I’d recommend thinking about the need for each of these attributes, come up with
examples of how they are used and write those instead. That said, see below for
more on how matchers work.


It made me thinking a while. But at last I found that I’ve thought about it,
though it may only happen unconsciously. So below is why I need this kind of spec.
I must admit the Spec is against BDD’s spirit. However, I think BDD may not be
enough for all kinds of projects in all kinds of circumstance. In my project, the
model itself is also a product, not only the “surface” of the software. Maybe the
best way to accomplish this is to separate this kind of test and the “real” BDD
test. But rspec can support them perfectly so I’m lazy this time.
Maybe there are some other projects involved in this kind of situation? I mean,
some projects with a concrete domain model, so to some extent the development is
driven by both behavior and knowledge?

The specific problem is that tests about structure are more highly
coupled to structure than behavior, and therefore more brittle. This is
true whether you wrote the test first or wrote it after, and regardless
of what methodology you are thinking of when you write the tests.

I don’t understand what you mean when you say ‘In my project, the model
itself is also a product, not only the “surface” of the software.’. Can
you elaborate?

  obj = Factory.create(klass)

end
That’s correct. The default behavior is that the block passed to the “match”
method in the matcher DSL is expected to return a boolean. If it raises an
exception instead, that exception bubbles up and becomes the source of the failure
message.

I try to add method “description” but seems it doesn’t work.

“description” is used for the documentation formatter, not for failure messages.
If you run “rspec spec --format documentation” you’ll see names for all your
examples.


Maybe I failed express my problem clearly, but the question is for pass message,
not failure message. Knowing how rspec raise exception help little to get my spec
say "Hpgc should be structured as… " when it passes. The method “description”
failed to present itself even when the spec passed, as long as there is an inner
“should” clause.

You can define your own description method in the same way:

description do |actual|

end

self.class.send :include, namespace
structure.each { |key, value| check namespace, key, value }
end
end

HTH,
David


Is the method in rspec-expectation? I searched the local doc but didn’t find it.

It is in rspec-expectations but it is not documented. I added it to
support matchers in rspec-rails that delegate to minitest assertions
(which raise their own exception), and never took the time to formalize
it as a public API. That said, it should be considered public, will not
change without appropriate warning, and will be documented in the rdoc
for the 2.8 release.

Also I don’t quite understand how the method can help track the failing message.
It return false, but I still cannot figure out which line fails, isn’t it?

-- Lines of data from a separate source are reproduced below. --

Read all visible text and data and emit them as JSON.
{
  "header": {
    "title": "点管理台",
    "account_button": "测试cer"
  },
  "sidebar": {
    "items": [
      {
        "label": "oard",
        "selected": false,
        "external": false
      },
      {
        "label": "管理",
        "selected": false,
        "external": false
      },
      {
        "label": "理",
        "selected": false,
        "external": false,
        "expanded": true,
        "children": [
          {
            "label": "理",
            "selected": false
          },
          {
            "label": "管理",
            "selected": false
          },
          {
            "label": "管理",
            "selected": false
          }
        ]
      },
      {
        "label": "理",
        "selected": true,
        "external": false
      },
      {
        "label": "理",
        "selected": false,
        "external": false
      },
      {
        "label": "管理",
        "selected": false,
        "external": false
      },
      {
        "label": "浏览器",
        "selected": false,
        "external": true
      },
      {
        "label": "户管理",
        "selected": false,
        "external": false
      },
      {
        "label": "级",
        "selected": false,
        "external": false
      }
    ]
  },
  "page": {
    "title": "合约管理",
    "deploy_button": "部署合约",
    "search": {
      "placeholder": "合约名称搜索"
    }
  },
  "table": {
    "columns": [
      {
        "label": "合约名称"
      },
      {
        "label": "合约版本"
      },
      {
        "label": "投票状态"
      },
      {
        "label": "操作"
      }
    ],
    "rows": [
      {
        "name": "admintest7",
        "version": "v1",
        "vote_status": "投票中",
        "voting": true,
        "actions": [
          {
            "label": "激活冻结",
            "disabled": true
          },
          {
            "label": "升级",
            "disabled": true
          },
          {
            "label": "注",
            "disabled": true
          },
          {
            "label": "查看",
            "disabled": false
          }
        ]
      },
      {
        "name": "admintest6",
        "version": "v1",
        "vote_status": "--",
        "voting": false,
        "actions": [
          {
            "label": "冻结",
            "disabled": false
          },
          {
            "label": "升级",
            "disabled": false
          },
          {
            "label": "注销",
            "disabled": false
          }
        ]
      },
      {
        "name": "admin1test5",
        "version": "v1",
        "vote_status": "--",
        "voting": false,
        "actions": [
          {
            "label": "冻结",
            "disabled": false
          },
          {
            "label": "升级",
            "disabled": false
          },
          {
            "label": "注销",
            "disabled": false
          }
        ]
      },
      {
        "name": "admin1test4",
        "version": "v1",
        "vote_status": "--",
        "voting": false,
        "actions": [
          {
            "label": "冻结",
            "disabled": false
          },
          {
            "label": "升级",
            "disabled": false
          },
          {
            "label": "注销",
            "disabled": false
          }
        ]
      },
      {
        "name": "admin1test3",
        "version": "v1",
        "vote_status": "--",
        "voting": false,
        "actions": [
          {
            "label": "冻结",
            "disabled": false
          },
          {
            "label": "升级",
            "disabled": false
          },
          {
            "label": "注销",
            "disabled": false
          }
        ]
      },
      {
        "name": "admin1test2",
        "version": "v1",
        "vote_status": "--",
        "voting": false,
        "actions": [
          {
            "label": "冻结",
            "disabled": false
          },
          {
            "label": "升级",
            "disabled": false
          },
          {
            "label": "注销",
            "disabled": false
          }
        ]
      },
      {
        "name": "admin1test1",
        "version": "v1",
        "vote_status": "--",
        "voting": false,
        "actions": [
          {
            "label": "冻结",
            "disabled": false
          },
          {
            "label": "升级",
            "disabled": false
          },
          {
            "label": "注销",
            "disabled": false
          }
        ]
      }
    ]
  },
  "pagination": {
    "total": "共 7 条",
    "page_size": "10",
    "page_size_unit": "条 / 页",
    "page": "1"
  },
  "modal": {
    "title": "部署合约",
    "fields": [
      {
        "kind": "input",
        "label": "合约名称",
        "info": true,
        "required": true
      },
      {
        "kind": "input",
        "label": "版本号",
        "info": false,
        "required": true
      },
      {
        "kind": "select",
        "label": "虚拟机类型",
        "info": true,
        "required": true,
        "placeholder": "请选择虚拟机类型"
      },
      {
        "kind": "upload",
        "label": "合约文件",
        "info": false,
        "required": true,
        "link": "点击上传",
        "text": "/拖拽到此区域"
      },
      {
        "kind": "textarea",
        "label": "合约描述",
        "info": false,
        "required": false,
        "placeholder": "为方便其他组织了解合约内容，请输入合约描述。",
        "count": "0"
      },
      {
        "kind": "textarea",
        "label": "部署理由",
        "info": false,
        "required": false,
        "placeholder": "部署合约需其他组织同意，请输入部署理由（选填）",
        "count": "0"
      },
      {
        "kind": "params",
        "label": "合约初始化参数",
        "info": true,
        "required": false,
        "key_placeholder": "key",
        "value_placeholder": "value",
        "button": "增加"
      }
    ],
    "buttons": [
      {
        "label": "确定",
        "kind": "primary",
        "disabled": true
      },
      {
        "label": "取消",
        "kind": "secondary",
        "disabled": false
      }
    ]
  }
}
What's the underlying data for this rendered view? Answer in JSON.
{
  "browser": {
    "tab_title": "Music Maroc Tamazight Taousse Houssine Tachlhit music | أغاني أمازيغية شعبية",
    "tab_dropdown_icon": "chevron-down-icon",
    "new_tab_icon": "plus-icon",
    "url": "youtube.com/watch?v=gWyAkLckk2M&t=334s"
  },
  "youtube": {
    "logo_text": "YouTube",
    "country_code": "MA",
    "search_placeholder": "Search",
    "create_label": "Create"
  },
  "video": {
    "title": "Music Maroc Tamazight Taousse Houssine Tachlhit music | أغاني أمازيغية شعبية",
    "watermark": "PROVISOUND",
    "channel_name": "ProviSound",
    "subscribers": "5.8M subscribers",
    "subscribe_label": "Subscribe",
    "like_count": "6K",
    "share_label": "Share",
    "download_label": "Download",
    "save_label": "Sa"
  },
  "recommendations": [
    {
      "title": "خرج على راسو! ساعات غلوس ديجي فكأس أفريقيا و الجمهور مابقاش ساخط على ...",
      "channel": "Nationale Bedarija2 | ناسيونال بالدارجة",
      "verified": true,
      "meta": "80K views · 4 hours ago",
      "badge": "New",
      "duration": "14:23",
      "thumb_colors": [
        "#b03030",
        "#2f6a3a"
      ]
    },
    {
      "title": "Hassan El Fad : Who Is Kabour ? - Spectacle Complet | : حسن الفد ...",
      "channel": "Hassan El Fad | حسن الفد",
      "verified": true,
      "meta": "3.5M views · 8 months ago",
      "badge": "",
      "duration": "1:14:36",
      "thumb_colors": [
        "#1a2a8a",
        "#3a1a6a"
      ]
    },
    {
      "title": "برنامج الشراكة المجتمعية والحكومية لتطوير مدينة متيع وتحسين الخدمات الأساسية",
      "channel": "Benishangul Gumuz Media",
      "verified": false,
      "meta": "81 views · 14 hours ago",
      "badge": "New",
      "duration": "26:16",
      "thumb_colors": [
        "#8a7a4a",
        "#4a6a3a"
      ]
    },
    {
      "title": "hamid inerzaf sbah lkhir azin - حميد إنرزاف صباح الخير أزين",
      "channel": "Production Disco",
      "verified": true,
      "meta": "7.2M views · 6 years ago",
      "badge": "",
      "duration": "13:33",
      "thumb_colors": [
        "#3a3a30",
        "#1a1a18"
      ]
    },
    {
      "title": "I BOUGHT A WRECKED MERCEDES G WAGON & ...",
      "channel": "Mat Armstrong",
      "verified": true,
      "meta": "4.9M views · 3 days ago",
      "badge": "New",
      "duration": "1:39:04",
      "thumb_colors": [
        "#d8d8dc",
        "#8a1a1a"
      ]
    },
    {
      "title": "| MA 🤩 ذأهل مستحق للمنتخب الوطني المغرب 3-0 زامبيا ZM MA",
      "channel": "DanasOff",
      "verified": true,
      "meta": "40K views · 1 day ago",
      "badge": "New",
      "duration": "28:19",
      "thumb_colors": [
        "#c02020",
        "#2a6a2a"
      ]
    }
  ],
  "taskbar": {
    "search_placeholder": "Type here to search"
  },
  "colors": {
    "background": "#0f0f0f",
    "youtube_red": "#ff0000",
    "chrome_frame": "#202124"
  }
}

It stores the exception from the failure in an instance variable named
@rescued_exception, which you can access through a method named
rescued_exception e.g.

failure_messsage_for_should do |actual|
“Expected … but something
happened\n#{rescued_exception.message}\n#{rescued_exception.backtrace}”
end

Another approach would be to keep track of each thing individually using
the standard matches method:

match do |actual|
@reasons == []
@reasons << “no foo” unless foo
@reasons << “no bar” unless bar
@reasons << “no baz” unless baz
@reasons.empty?
end

That returns false if any conditions fail, but doesn’t raise an
exceptions. Then you can use @reasons in the failure message, e.g.

failure_message_for_should do |actual|
“Failed because #{@reasons.join(’, ')}”
end

Thank you for your inspiring reply and tolerance to my poor English :slight_smile:

Your English is perfectly understandable.